04/06/2007
Jacques Dupin l'intempestif par Emmanuel Laugier
C'était en et paraissaient coup sur coup chez POL Écart (2000) le nouveau livre du poète Jacques Dupin, et, en un seul volume, la réédition des Mères et De singes et de mouches (2001): l'expérience à laquelle convit Dupin, toute en syncope et en puissance, fait de son auteur l'un des plus importants poètes de la seconde moitié du XXème siècle. (On lira dans la rubrique Entretiens celui qu'il m'a accordé à l'occasion de la parution de Coudrier, toujours chez POL en 2006)
J'ai plaisir à reprendre ainsi l'article que mon ami Emmanuel Laugier avaiit publié à cette occasion dans le N° 35 du Matricule des Anges en juillet/août 2001, l'excellent "mensuel de la littérature contemporaine" de Thierry Guichard à laquelle il collabore depuis l'origine ou à peu près.

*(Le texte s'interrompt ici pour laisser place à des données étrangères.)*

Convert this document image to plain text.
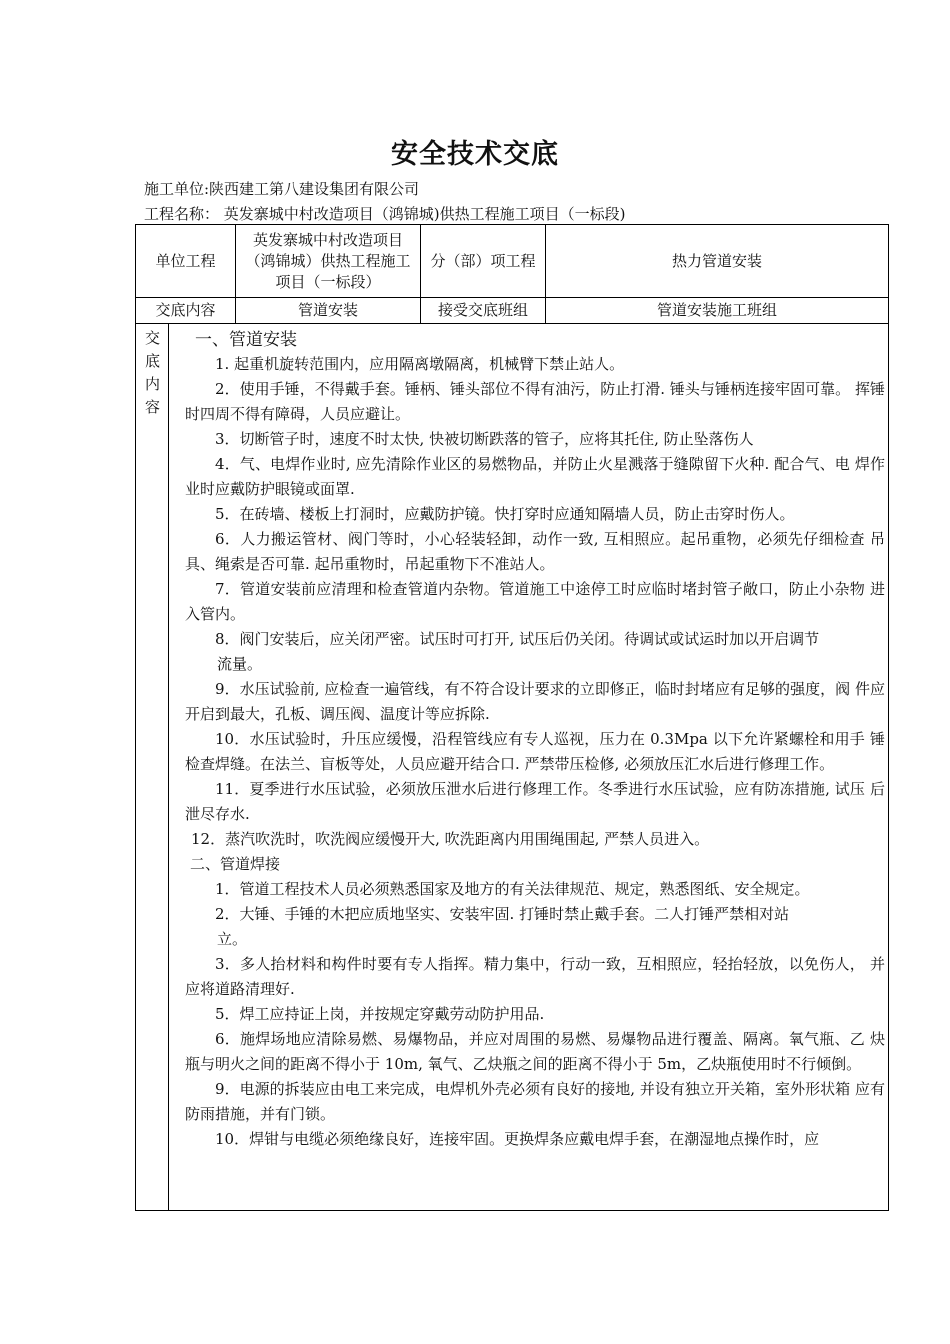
安全技术交底
施工单位:陕西建工第八建设集团有限公司
工程名称： 英发寨城中村改造项目（鸿锦城)供热工程施工项目（一标段)
单位工程	英发寨城中村改造项目（鸿锦城）供热工程施工项目（一标段）	分（部）项工程	热力管道安装
交底内容	管道安装	接受交底班组	管道安装施工班组
交
底
内
容
一、管道安装
1. 起重机旋转范围内，应用隔离墩隔离，机械臂下禁止站人。
2．使用手锤，不得戴手套。锤柄、锤头部位不得有油污，防止打滑. 锤头与锤柄连接牢固可靠。 挥锤时四周不得有障碍，人员应避让。
3．切断管子时，速度不时太快, 快被切断跌落的管子，应将其托住, 防止坠落伤人
4．气、电焊作业时, 应先清除作业区的易燃物品，并防止火星溅落于缝隙留下火种. 配合气、电 焊作业时应戴防护眼镜或面罩.
5．在砖墙、楼板上打洞时，应戴防护镜。快打穿时应通知隔墙人员，防止击穿时伤人。
6．人力搬运管材、阀门等时，小心轻装轻卸，动作一致, 互相照应。起吊重物，必须先仔细检查 吊具、绳索是否可靠. 起吊重物时，吊起重物下不准站人。
7．管道安装前应清理和检查管道内杂物。管道施工中途停工时应临时堵封管子敞口，防止小杂物 进入管内。
8．阀门安装后，应关闭严密。试压时可打开, 试压后仍关闭。待调试或试运时加以开启调节
流量。
9．水压试验前, 应检查一遍管线，有不符合设计要求的立即修正，临时封堵应有足够的强度，阀 件应开启到最大，孔板、调压阀、温度计等应拆除.
10．水压试验时，升压应缓慢，沿程管线应有专人巡视，压力在 0.3Mpa 以下允许紧螺栓和用手 锤 检查焊缝。在法兰、盲板等处，人员应避开结合口. 严禁带压检修, 必须放压汇水后进行修理工作。
11．夏季进行水压试验，必须放压泄水后进行修理工作。冬季进行水压试验，应有防冻措施, 试压 后泄尽存水.
12．蒸汽吹洗时，吹洗阀应缓慢开大, 吹洗距离内用围绳围起, 严禁人员进入。
二、管道焊接
1．管道工程技术人员必须熟悉国家及地方的有关法律规范、规定，熟悉图纸、安全规定。
2．大锤、手锤的木把应质地坚实、安装牢固. 打锤时禁止戴手套。二人打锤严禁相对站
立。
3．多人抬材料和构件时要有专人指挥。精力集中，行动一致，互相照应，轻抬轻放，以免伤人， 并应将道路清理好.
5．焊工应持证上岗，并按规定穿戴劳动防护用品.
6．施焊场地应清除易燃、易爆物品，并应对周围的易燃、易爆物品进行覆盖、隔离。氧气瓶、乙 炔瓶与明火之间的距离不得小于 10m, 氧气、乙炔瓶之间的距离不得小于 5m，乙炔瓶使用时不行倾倒。
9．电源的拆装应由电工来完成，电焊机外壳必须有良好的接地, 并设有独立开关箱，室外形状箱 应有防雨措施，并有门锁。
10．焊钳与电缆必须绝缘良好，连接牢固。更换焊条应戴电焊手套，在潮湿地点操作时，应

La voix de l'auteur est irréversiblement marquée par cette exigence : toujours suspendue à un lointain silence, grave et profonde lorsqu'elle se donne, elle surgit parfois quand on ne l'attend pas. Elle ne se «soucie, selon ce qu'en dit justement le poète Claude Esteban, dirait-on, de pas autre chose que de brusquer celui qui l'écoute, de l'interloquer au moment même où il semble s'approcher de lui et, qui sait, le séduire». Tête rasée de boxeur, arcade saillante et soulevée, massif, Jacques Dupin précise de suite que l'entretien n'est pas son fort, qu'il ne les lit ni ne les écoute jamais. A nous, donc, d'entendre sa voix rapportée…
Être déporté…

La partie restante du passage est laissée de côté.